イきそうな衝撃に体を硬くすると一旦動きが止まり、様子を伺うようにして指が動き出した。
「あっ、んあっ、・・あっっ」
探るように中を撫ぜられる。何時の間にか指が2本に増え、腸壁を柔らかく押す。いいところを場所だけ確かめるようにそうっと押して、決定的な刺激を与えず去っていく。もどかしさに足が突っ張った。
中心を含んだカカシさんが何度も喉を鳴らす。外に晒されていたなら白濁した先走りを先から零して床をべたべたにしたことだろう。
「あ・・、あ・・、かかしさぁん、かかしさ・・んっ」
焦れた体がカカシさんの指を締め付けた。くちゅっと音を立て指を飲み込もうとする。
だけど足りない。
飢えた体はそれ以上を欲して、焦げ付くように熱くなる。
知らず腰が揺らいだ。
その腰をカカシさんが撫ぜ、それすらも俺を煽る刺激となり。
「やぁ・・っ、カカシ、さん・・カカッ・・さァん・・」
この焦燥を消してくれる存在の名前を呼んで乞う。唯一満たしてくれる存在の名を。
ゆっくり指が引き抜かれ、同時に自身が空気に晒された。
目を閉じて、やがて訪れる瞬間を待つ。どきどきと心臓が高鳴る。
衣擦れの音がして足が広げられる。それを恥かしいと思ったのはほんの一瞬で、ぐっと蕾を押す熱にすぐに意識を持っていかれた。

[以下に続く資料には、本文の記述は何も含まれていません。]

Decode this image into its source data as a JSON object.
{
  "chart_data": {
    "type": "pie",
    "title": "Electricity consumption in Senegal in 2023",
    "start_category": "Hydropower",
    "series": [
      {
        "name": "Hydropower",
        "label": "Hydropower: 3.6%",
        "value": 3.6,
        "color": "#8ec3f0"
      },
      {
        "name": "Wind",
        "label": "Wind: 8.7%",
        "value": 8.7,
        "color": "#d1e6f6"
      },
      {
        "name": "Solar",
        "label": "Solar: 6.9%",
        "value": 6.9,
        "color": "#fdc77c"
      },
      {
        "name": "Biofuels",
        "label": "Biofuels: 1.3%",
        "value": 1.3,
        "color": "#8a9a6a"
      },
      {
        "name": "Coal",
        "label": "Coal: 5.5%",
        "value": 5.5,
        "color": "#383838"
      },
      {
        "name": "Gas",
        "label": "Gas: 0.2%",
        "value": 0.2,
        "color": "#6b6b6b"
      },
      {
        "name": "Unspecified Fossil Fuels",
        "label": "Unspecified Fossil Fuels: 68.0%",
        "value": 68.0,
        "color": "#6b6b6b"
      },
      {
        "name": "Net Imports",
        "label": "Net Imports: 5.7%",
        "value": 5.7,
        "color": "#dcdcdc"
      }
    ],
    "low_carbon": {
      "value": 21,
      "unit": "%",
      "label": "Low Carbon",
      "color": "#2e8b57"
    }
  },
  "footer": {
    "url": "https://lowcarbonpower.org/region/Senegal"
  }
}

蕾をめいっぱい押し広げ、カリの部分が過ぎると勢いでぬっと奥深くまで入り込む。ひっと声を上げるとカカシさんは入り口まで引いて馴染ませるように腰を揺らした。
「ふっ、んっ、・・あっ・・・ぁ・・っ」
ぐちゅぐちゅと音が立ち、次第にカカシさんの動きが早くなる。先ほどは指ではぐらかされたところをカカシさんに何度も突かれ一気に駆け上る。
「やっ・・アッ・・カカシ・・っ、ァアッ!イクっ・・」
「イって・・見ててあげるから、いっぱいイって・・」
「やっ・・みな・・でっ、あっ、あぁ―っっ!!」
見られるのは恥かしい。
見せまいと腰を捩ったところで叩きつけるように腰を突き入れられ、隠す間もなく絶頂を迎えた。同時に体の奥に熱が滾るのを感じ、それが温かくて気持ちよくて、体の力を抜くとやんわり抱きしめられた。